Here and there, in conversations I’ve had lately, I’ve mentioned that globalizing the papacy makes me uneasy. I think I prefer Italian popes. But I really don’t care. I suspect that comment is just to make conversation interesting.
I’ve even found myself indifferent to the papacy in general. I mean, I like the institution for many different reasons, beginning with the fact that I love old things and find solace in the continuity they offer. But I am less and less convinced that the Church needs this pope or that pope.
In the US we’ve become so drunk on politics that we’ve inflated the office of president to a proportion that strikes me as downright idolatrous — a president is a thing to be loved and/or hated, with all your heart, all your might, and all your strength. Disgusting.
I suspect we’ve imported some of our presidential fantasies into the papacy. I am quite sure that the press has done just that, or worse.
The Church has not always had good leaders. We’ve had some terrible ones, and we have too many.
There is a dark hope in this fact, in the reality that our next pope may be a bust or too ordinary or not enough to satiate our thirst for celebrity and news-induced comas: the will of God manifests itself most vividly in the absurd, the inverted, the things that are not supposed to happen.
God appears in vertigo.
Did God will for the Shoah to happen? I sure hope not. The Old Testament shows us that God is not exactly an altruistic philanthropist, but it would be very odd for the God of Jacob to turn out to be an anti-Semite.
The point, of course, is that this sort of speculation is mostly navel gazing. Our questions about God are usually projections about ourselves. God remains untouched, mysterious, distorted in our psychoanalytic gaze.
Maybe God doesn’t care who the cardinals elect.

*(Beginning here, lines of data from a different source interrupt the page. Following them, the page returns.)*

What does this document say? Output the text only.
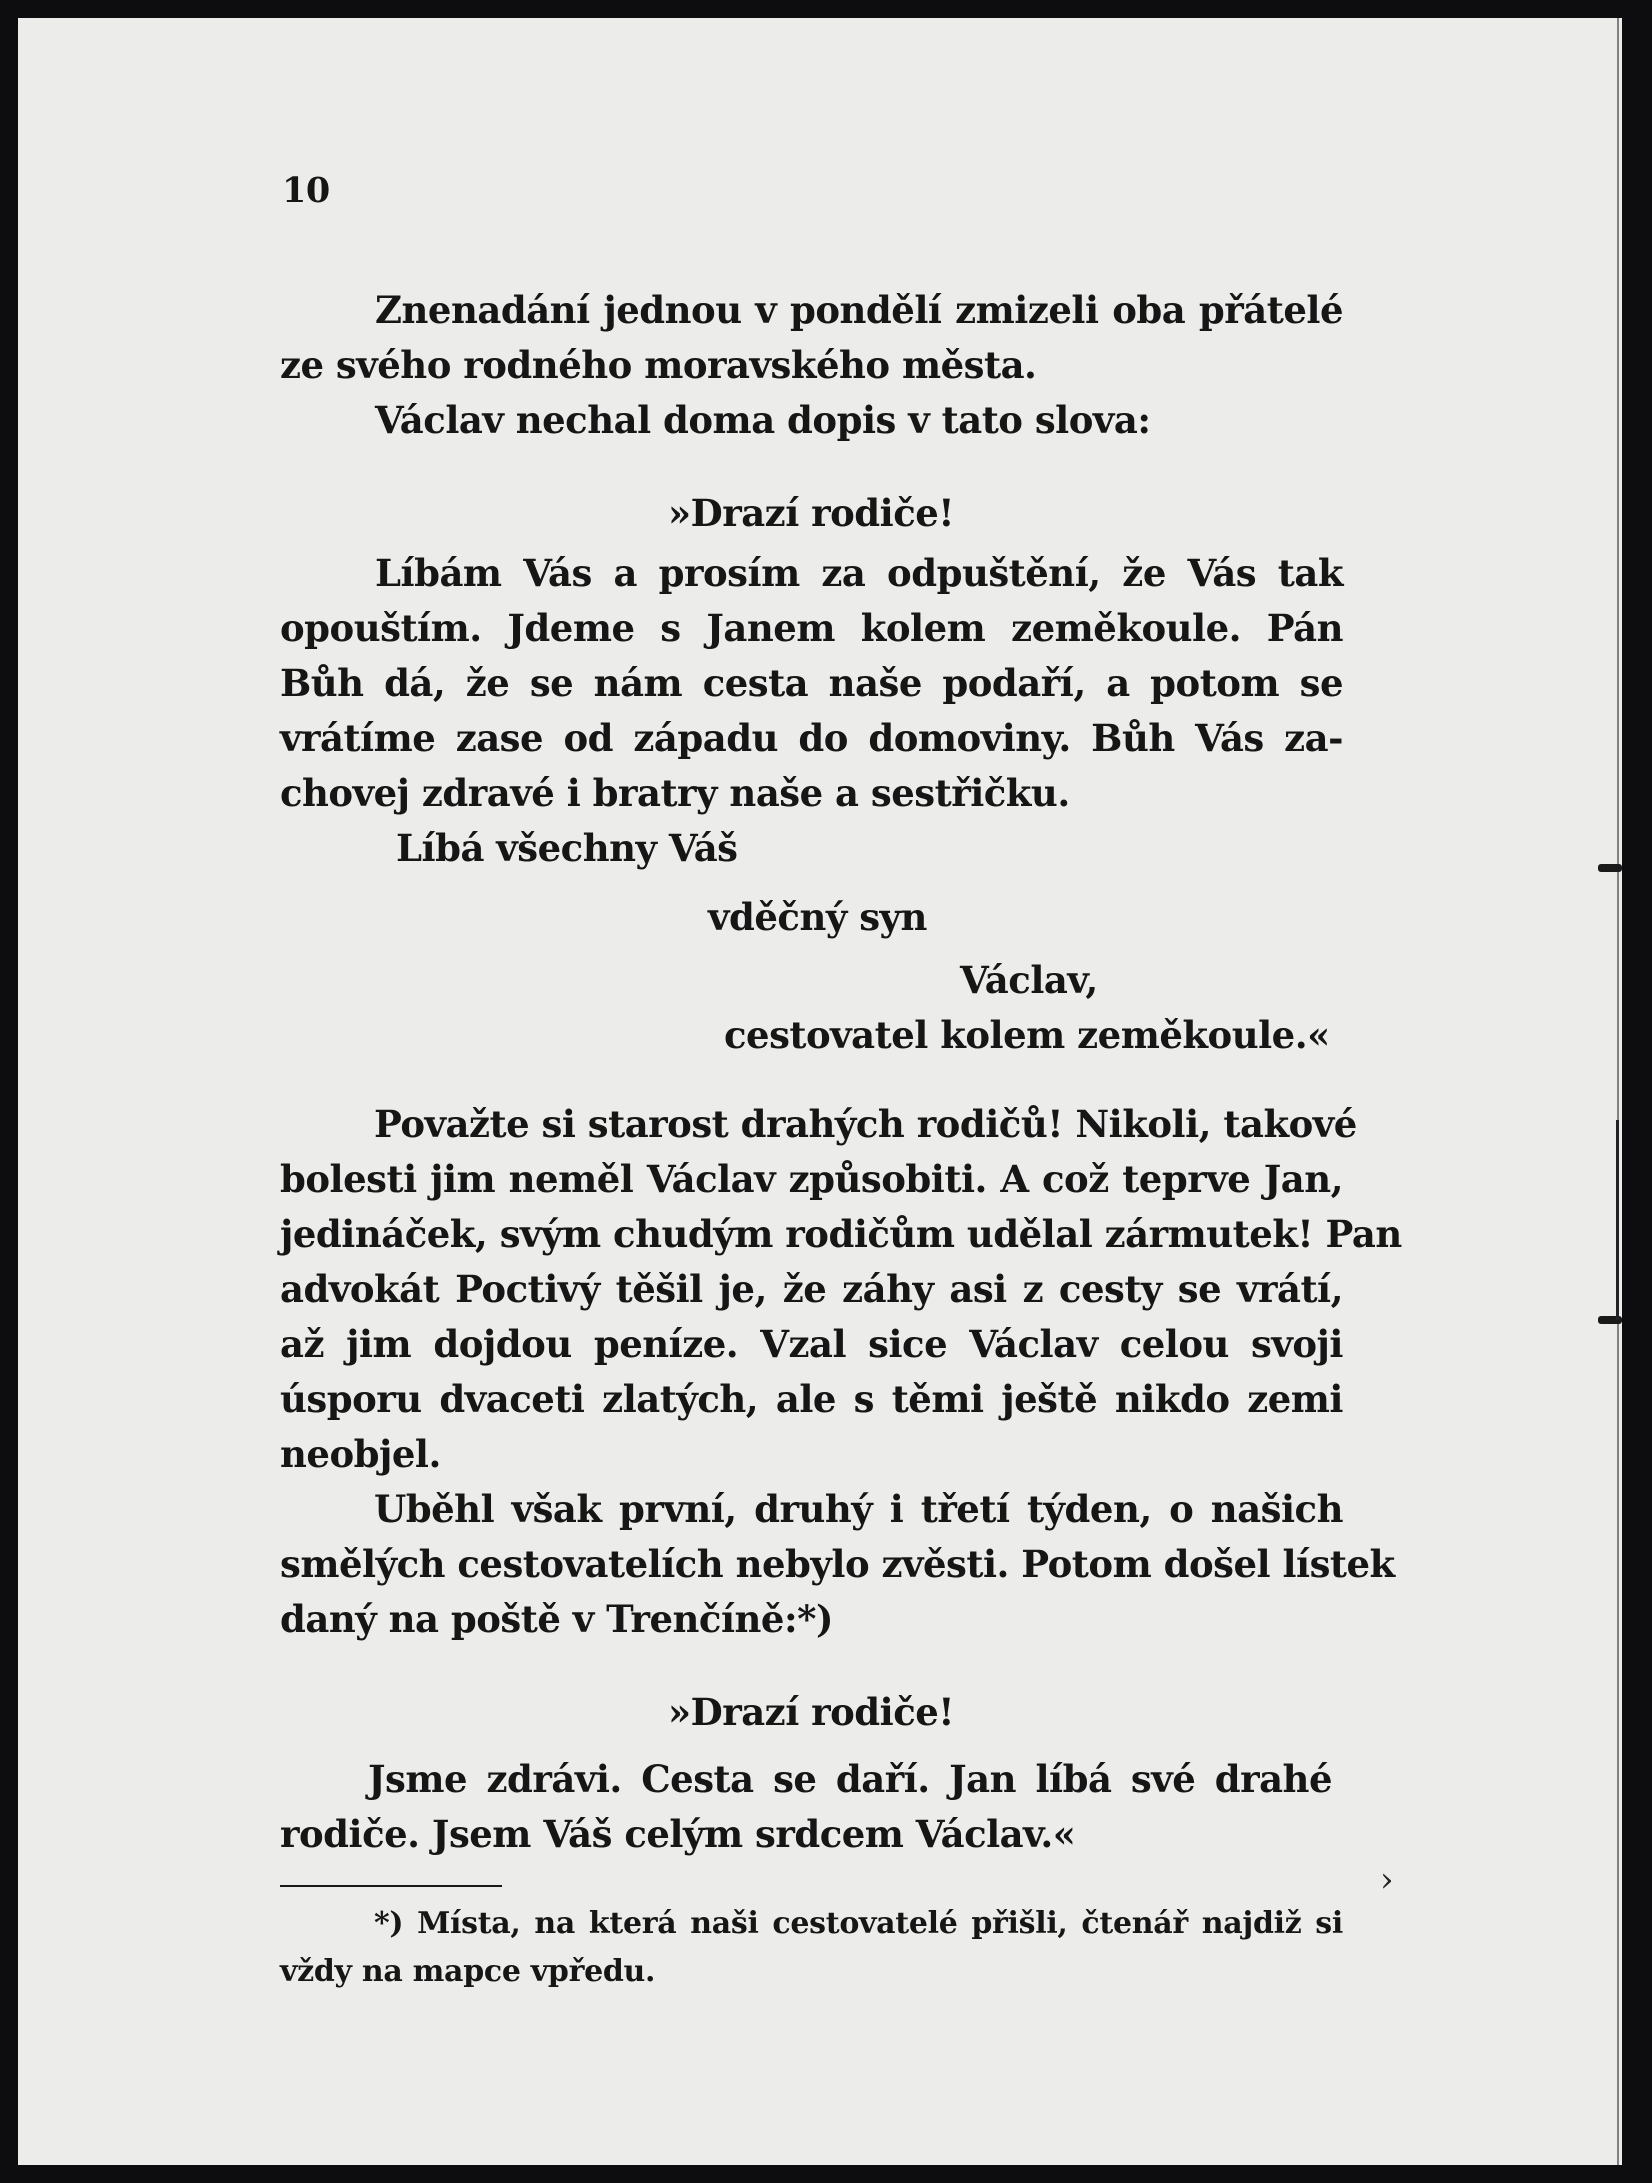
10

Znenadání jednou v pondělí zmizeli oba přátelé

ze svého rodného moravského města.

Václav nechal doma dopis v tato slova:

»Drazí rodiče!

Líbám Vás a prosím za odpuštění, že Vás tak

opouštím. Jdeme s Janem kolem zeměkoule. Pán

Bůh dá, že se nám cesta naše podaří, a potom se

vrátíme zase od západu do domoviny. Bůh Vás za-

chovej zdravé i bratry naše a sestřičku.

Líbá všechny Váš

vděčný syn

Václav,

cestovatel kolem zeměkoule.«

Považte si starost drahých rodičů! Nikoli, takové

bolesti jim neměl Václav způsobiti. A což teprve Jan,

jedináček, svým chudým rodičům udělal zármutek! Pan

advokát Poctivý těšil je, že záhy asi z cesty se vrátí,

až jim dojdou peníze. Vzal sice Václav celou svoji

úsporu dvaceti zlatých, ale s těmi ještě nikdo zemi

neobjel.

Uběhl však první, druhý i třetí týden, o našich

smělých cestovatelích nebylo zvěsti. Potom došel lístek

daný na poště v Trenčíně:*)

»Drazí rodiče!

Jsme zdrávi. Cesta se daří. Jan líbá své drahé

rodiče. Jsem Váš celým srdcem Václav.«

*) Místa, na která naši cestovatelé přišli, čtenář najdiž si

vždy na mapce vpředu.

›
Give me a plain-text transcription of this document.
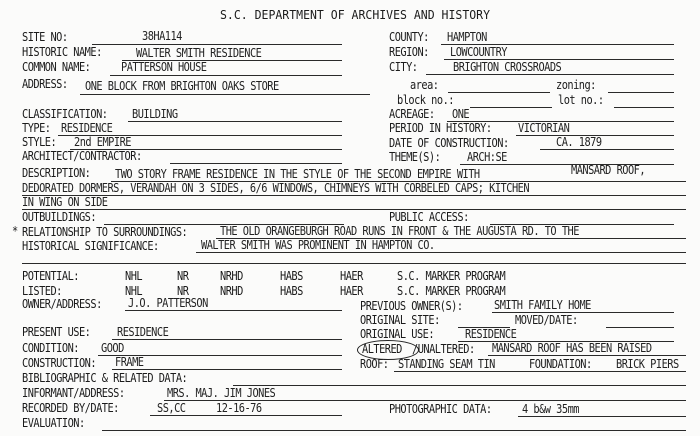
S.C. DEPARTMENT OF ARCHIVES AND HISTORY
SITE NO:	38HA114	COUNTY: HAMPTON
HISTORIC NAME:	WALTER SMITH RESIDENCE	REGION: LOWCOUNTRY
COMMON NAME:	PATTERSON HOUSE	CITY:	BRIGHTON CROSSROADS
ADDRESS: ONE BLOCK FROM BRIGHTON OAKS STORE	area:	zoning:
block no.:	lot no.:
CLASSIFICATION: BUILDING	ACREAGE: ONE
TYPE: RESIDENCE	PERIOD IN HISTORY: VICTORIAN
STYLE: 2nd EMPIRE	DATE OF CONSTRUCTION:	CA. 1879
ARCHITECT/CONTRACTOR:	THEME(S): ARCH:SE
DESCRIPTION: TWO STORY FRAME RESIDENCE IN THE STYLE OF THE SECOND EMPIRE WITH	MANSARD ROOF,
DEDORATED DORMERS, VERANDAH ON 3 SIDES, 6/6 WINDOWS, CHIMNEYS WITH CORBELED CAPS; KITCHEN
IN WING ON SIDE
OUTBUILDINGS:	PUBLIC ACCESS:
* RELATIONSHIP TO SURROUNDINGS:	THE OLD ORANGEBURGH ROAD RUNS IN FRONT & THE AUGUSTA RD. TO THE
HISTORICAL SIGNIFICANCE:	WALTER SMITH WAS PROMINENT IN HAMPTON CO.
POTENTIAL:	NHL	NR	NRHD	HABS	HAER	S.C. MARKER PROGRAM
LISTED:	NHL	NR	NRHD	HABS	HAER	S.C. MARKER PROGRAM
OWNER/ADDRESS: J.O. PATTERSON	PREVIOUS OWNER(S):	SMITH FAMILY HOME
ORIGINAL SITE:	MOVED/DATE:
PRESENT USE: RESIDENCE	ORIGINAL USE:	RESIDENCE
CONDITION: GOOD	ALTERED /UNALTERED: MANSARD ROOF HAS BEEN RAISED
CONSTRUCTION: FRAME	ROOF: STANDING SEAM TIN	FOUNDATION: BRICK PIERS
BIBLIOGRAPHIC & RELATED DATA:
INFORMANT/ADDRESS:	MRS. MAJ. JIM JONES
RECORDED BY/DATE:	SS,CC	12-16-76	PHOTOGRAPHIC DATA:	4 b&w 35mm
EVALUATION:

Maybe the Holy Ghost is happy to let them decide and provide the blessing. I don’t know or care.
This apolitical theology of indifference is not apathy or neglect. I think we need to radically change the way we think about these events and this thing we call the Church within the 24-hour news cycle. By “radically change” I mean to return to a root (radis) we’ve never known, but always desire. Something far more enchanting than the daily news and its objectified victims.
I took my sons bowling last week. The eldest was losing to his younger brother and me. He began to pray. He pleaded with Jesus, begging for deliverance from the shame of losing to his younger brother. He made the sign of the cross and recited a Hail Mary, with sincerity and reverence. He lost.
I didn’t insult him with consolations or excuses. He’ll have to sort that out himself, I guess. I don’t know how prayer works — nor do I care, really. Just like the pope, whoever and whenever it will be.